Monday, April 11, 2016

Trump: Something to Share

Trump is giving something America needed: a common experience.

In Abraham Lincoln's time everyone in an audience had a shared familiarity with the Bible.   It meant that he could make reference to "a house divided" or the judgements of the Lord being "true and righteous altogether" or heaven sent its rain "on the just and unjust" knowing that his audiences caught the reference.   The Bible was the common experience of his listeners.  
"Let us judge not, that we be judged."  People "got" it. 

Cultures glue together because they share common understandings.

Some experiences are niche experiences or they depend upon being in the right place or time.  Sophisticates might "get" the way that Brooklyn is different from Queens while others do not, readers of The New Yorker get jokes that others do not, and Fox News viewers get a very different news than do viewers of the New York Times or Washington Post.    When I ask people in their 20s if they understand what it means to "prime the pump", they have no idea.   They have never primed a pump and don't know what it means either as fact or as metaphor.  A Fed Chair who spoke of monetary easing as a way to prime the economic pump would be making a mistake.   He would be better off saying it was time to "push re-set" but might confuse people over age 75.   

JFK's assassination and funeral was a common, shared experience.  So was the more recent 9-11 attack and response because nearly everyone observed it in the same way: a deadly attack out of nowhere as Americans were innocently going about our lives.   Later things became more nuanced and complicated, but for a few weeks it was clear and simple.
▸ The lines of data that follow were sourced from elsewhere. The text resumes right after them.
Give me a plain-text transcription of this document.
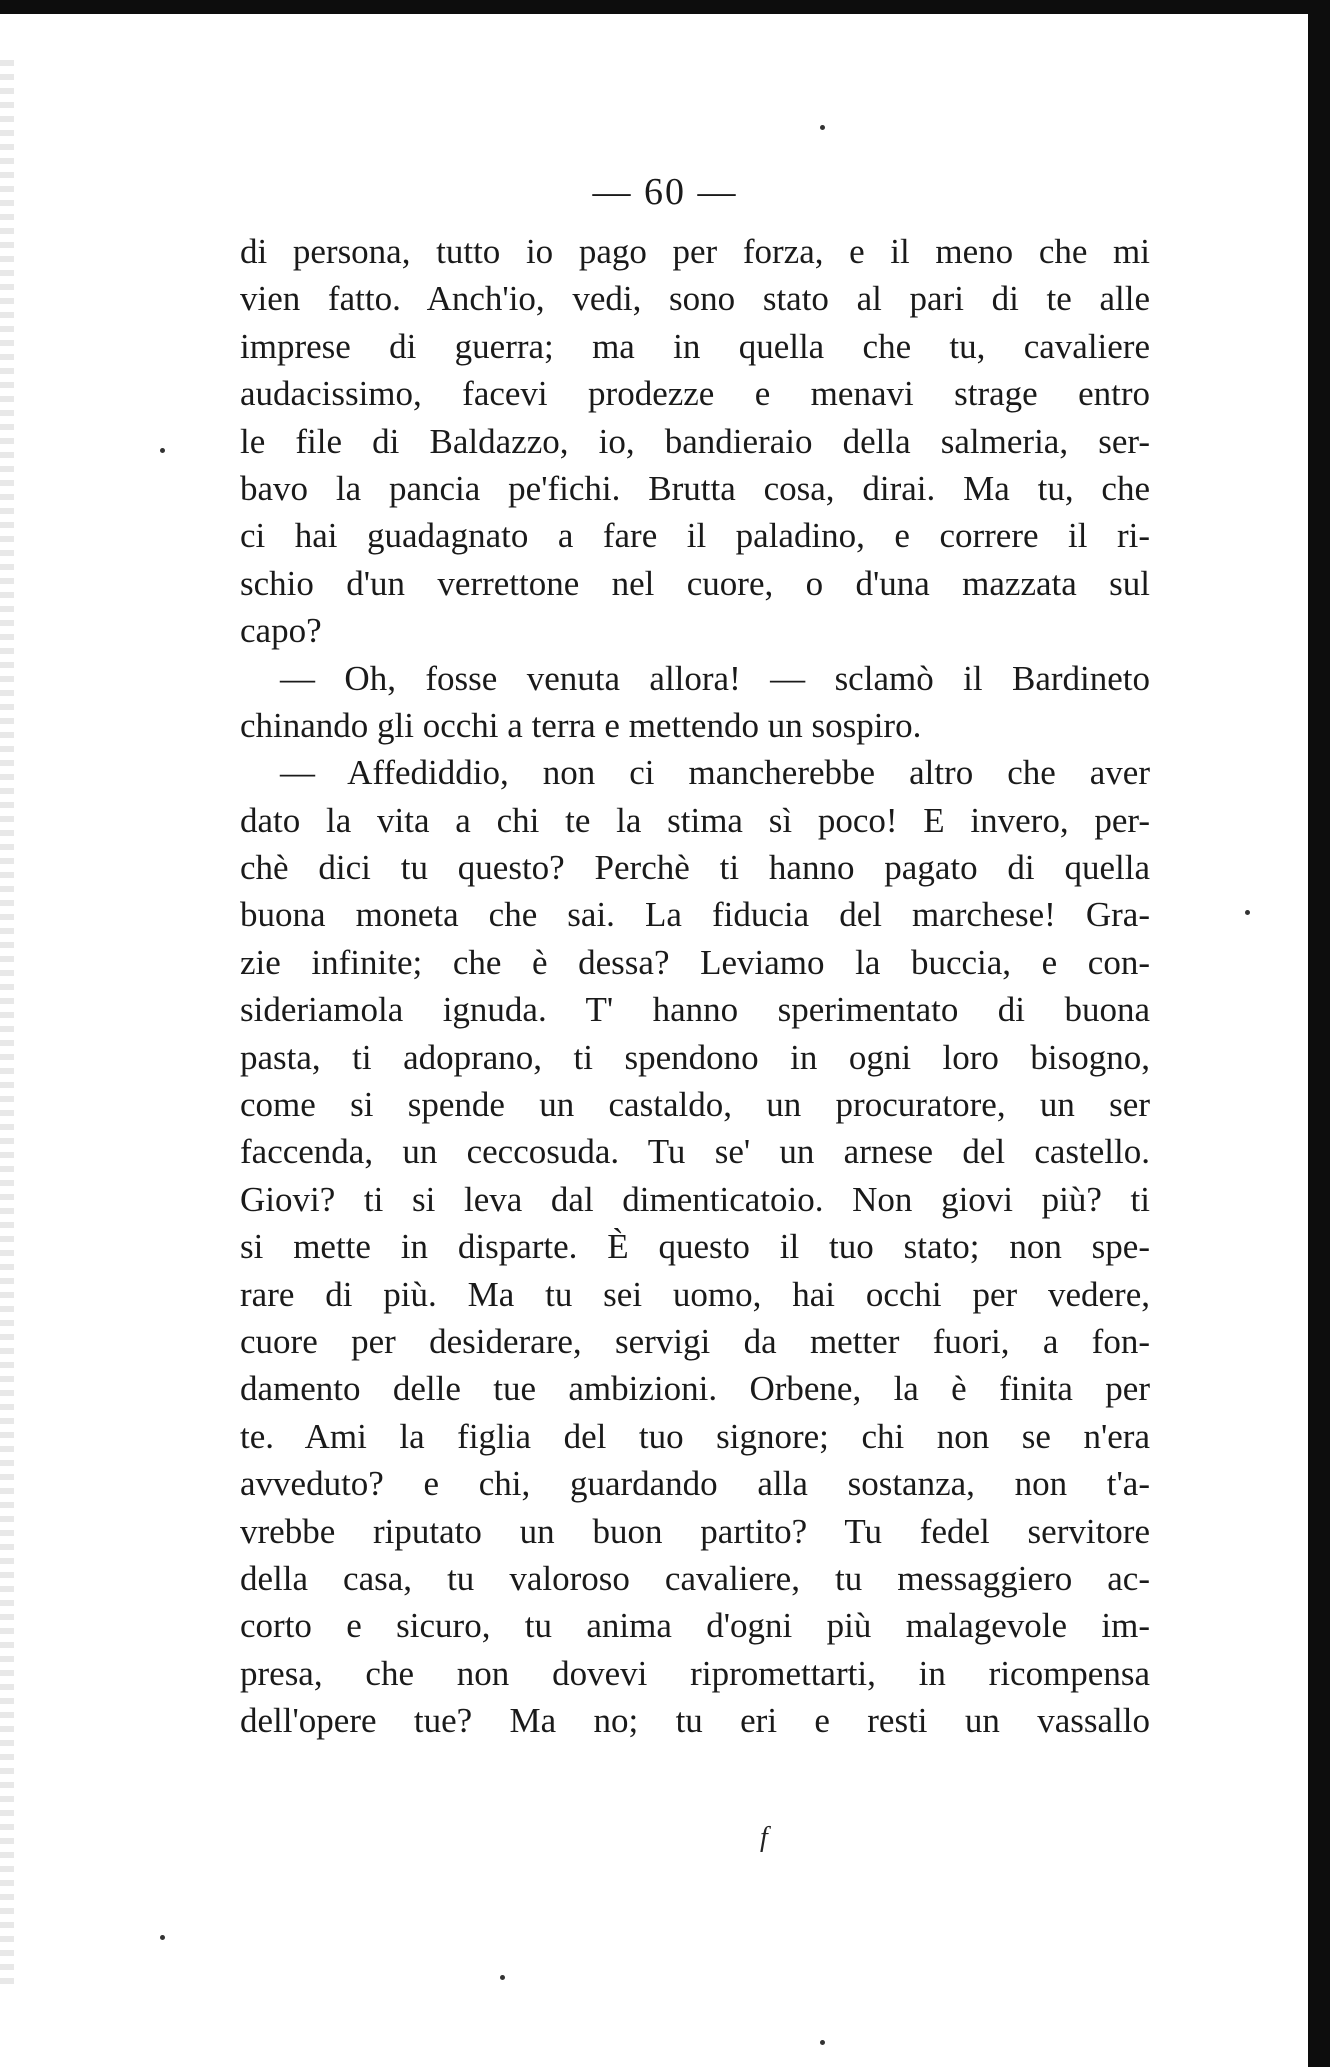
— 60 —
di persona, tutto io pago per forza, e il meno che mi
vien fatto. Anch'io, vedi, sono stato al pari di te alle
imprese di guerra; ma in quella che tu, cavaliere
audacissimo, facevi prodezze e menavi strage entro
le file di Baldazzo, io, bandieraio della salmeria, ser-
bavo la pancia pe'fichi. Brutta cosa, dirai. Ma tu, che
ci hai guadagnato a fare il paladino, e correre il ri-
schio d'un verrettone nel cuore, o d'una mazzata sul
capo?
— Oh, fosse venuta allora! — sclamò il Bardineto
chinando gli occhi a terra e mettendo un sospiro.
— Affediddio, non ci mancherebbe altro che aver
dato la vita a chi te la stima sì poco! E invero, per-
chè dici tu questo? Perchè ti hanno pagato di quella
buona moneta che sai. La fiducia del marchese! Gra-
zie infinite; che è dessa? Leviamo la buccia, e con-
sideriamola ignuda. T' hanno sperimentato di buona
pasta, ti adoprano, ti spendono in ogni loro bisogno,
come si spende un castaldo, un procuratore, un ser
faccenda, un ceccosuda. Tu se' un arnese del castello.
Giovi? ti si leva dal dimenticatoio. Non giovi più? ti
si mette in disparte. È questo il tuo stato; non spe-
rare di più. Ma tu sei uomo, hai occhi per vedere,
cuore per desiderare, servigi da metter fuori, a fon-
damento delle tue ambizioni. Orbene, la è finita per
te. Ami la figlia del tuo signore; chi non se n'era
avveduto? e chi, guardando alla sostanza, non t'a-
vrebbe riputato un buon partito? Tu fedel servitore
della casa, tu valoroso cavaliere, tu messaggiero ac-
corto e sicuro, tu anima d'ogni più malagevole im-
presa, che non dovevi ripromettarti, in ricompensa
dell'opere tue? Ma no; tu eri e resti un vassallo
f
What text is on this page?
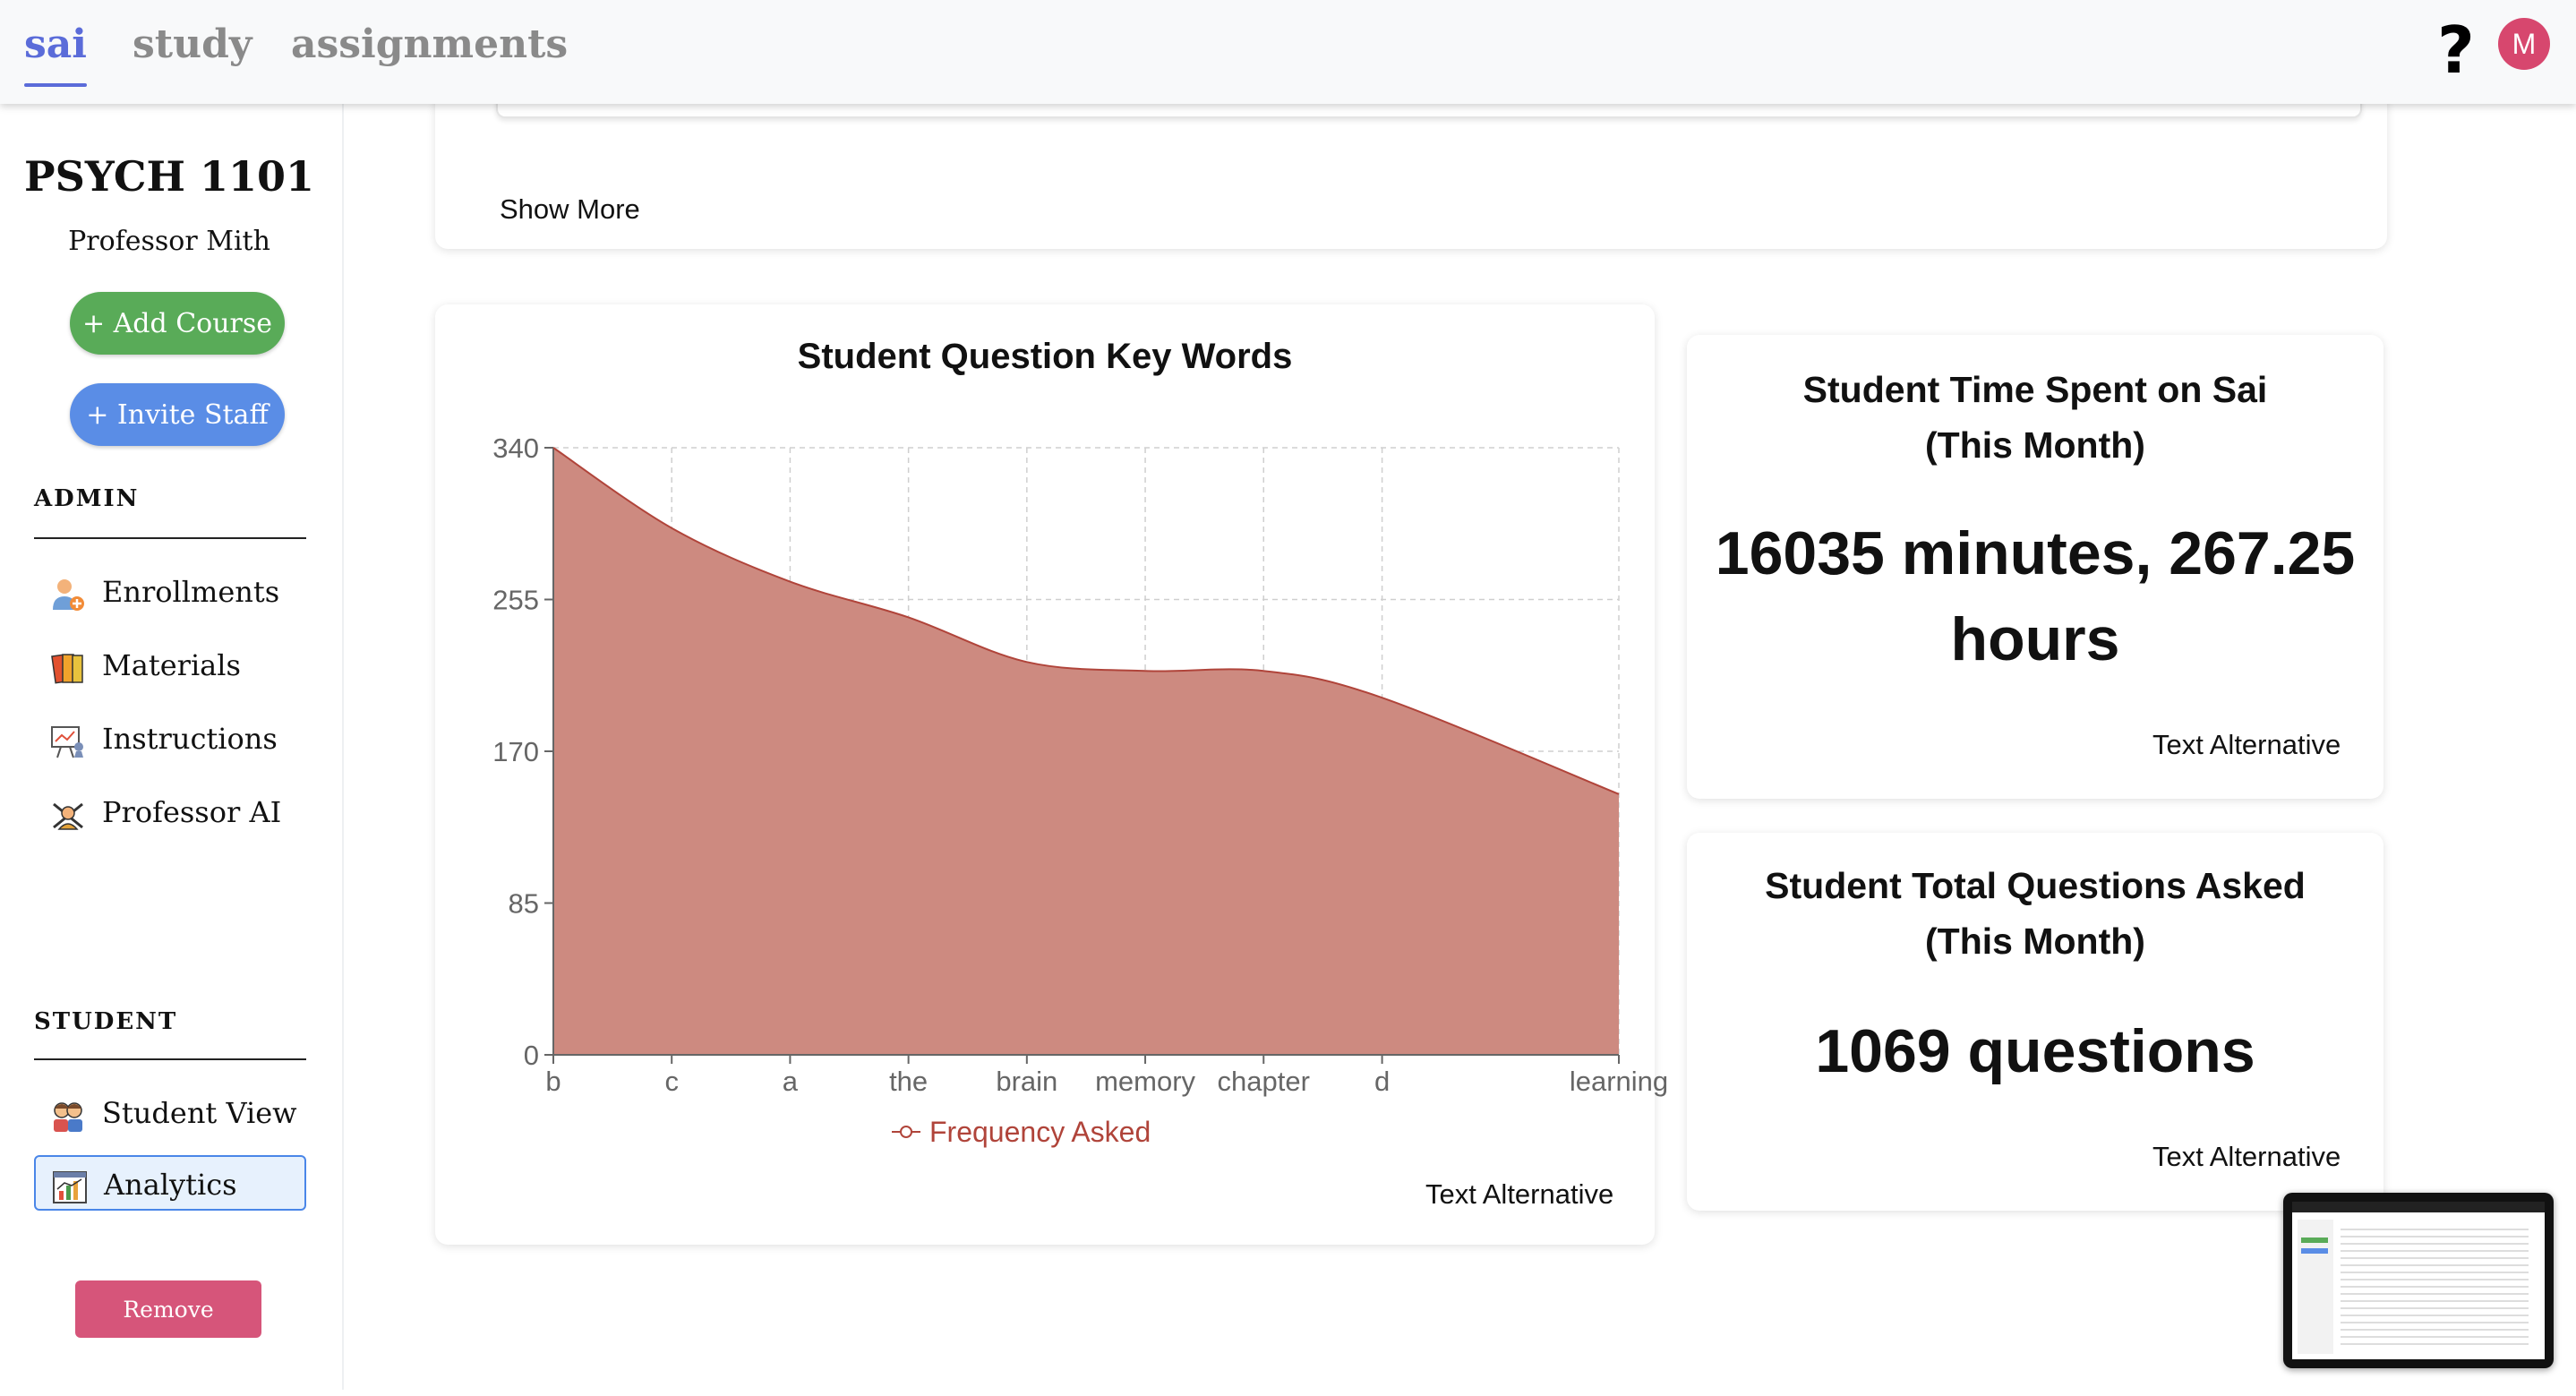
sai study assignments	?	M
PSYCH 1101
Professor Mith
+ Add Course
+ Invite Staff
ADMIN
Enrollments
Materials
Instructions
Professor AI
STUDENT
Student View
Analytics
Remove Course
Show More
Student Question Key Words
0
85
170
255
340
b	c	a	the brain memory chapter d	learning
Frequency Asked
Text Alternative
Student Time Spent on Sai
(This Month)
16035 minutes, 267.25
hours
Text Alternative
Student Total Questions Asked
(This Month)
1069 questions
Text Alternative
The OJ Simpson trial was a common experience, even though one element of the experience was the realization--in common--that two groups of people saw the events differently.  Most white citizens saw it as an obvious miscarriage of justice because OJ was obviously guilty while a great many black citizens saw it as "poetic justice" or payback for centuries of courtroom injustice to black victims of white crime.   We saw it together and had two views of it.

Trump is a divider, but he is also a uniter.  Trump is providing a common cultural experience for people to point to and pull lessons out of.

Iconic hair
The Trump campaign is a marathon, not a sprint.   It has gone on for 9 months so far and he is an endless subject of discussion.   Trump is unusually divisive, which is part of why he is so interesting.   We watched his disrespect for Mexicans, suggesting that most of them were criminals although allowing as an aside that some might be ok.  We watched him express suspicion and fear of Muslims.  We watched him demean Weak Jeb, Little Marco, and Lie'n Ted.  We watched him call every other politician but Sanders a sold-out puppet to the special interests.

Good hands
We watched his haircuts.   We watched him assure us his hands were big and other parts were "no problem, I assure you."

Some people liked what they saw, and that, too, became a item in the common experience. People appalled by Trump wondered who it was out there that was actually voting for Trump.  The notion of Evangelicals-for-Trump was a thing of wonderment.   How could sincere church-going values voting Evangelicals vote for a vulgar, casino-owning, womanizing thrice-married guy whose knowledge of the Bible was so laughably thin that he referred to communion wafers as crackers and quoted from "Two Corinthians?"   What could they possibly see in him?  They liked something, because, as Trump noted, "I do great with the Evangelicals", and indeed he did.

An American Patriot?  Another Hitler?
Trump is a Rorschach test.    People see what they need to see.   People from every political direction find Trump a rich source of material, as complicated and contradictory and full of ambiguous parables as scriptural text.   

Is Trump energizing the Republican party by bringing working class Democrats to it with talk of free trade or is he destroying the Republican party by separating the donors from the masses by attacking the bedrock capitalist belief that free trade was good for everyone and, besides, it was an expression of freedom: free enterprise?   Either way Trump is a parable to mine for meaning.

Is Trump being an honest and plain speaking voice of the rational fears and desires of native born white Christian Americans when he calls to tighten borders, ban Muslims, renegotiate foreign trade relationships, and say "Merry Christmas", making him heroic in condemning the straightjacket of political correctness?   Or is he amplifying the racial and ethnic prejudice that is an unlovely stain in American history and steering the GOP into a niche party of George Wallace mired in a shrinking region and demographic of aging white racists?  Another parable to consider.


The news media covers Trump because he is interesting and worth covering.   This blog's readership goes up when Trump is in the title.    MSNBC condemns Trump but covers his speeches live and in full.  Trump is giving America a candidate for president, a civics lesson, and a common experience.    People get the allusion to hands and haircuts and "Build a Beautiful Wall".   People realize that the GOP is dividing into Trump voters and Stop Trump voters and there is a common consensus that Trump is important enough to fight over.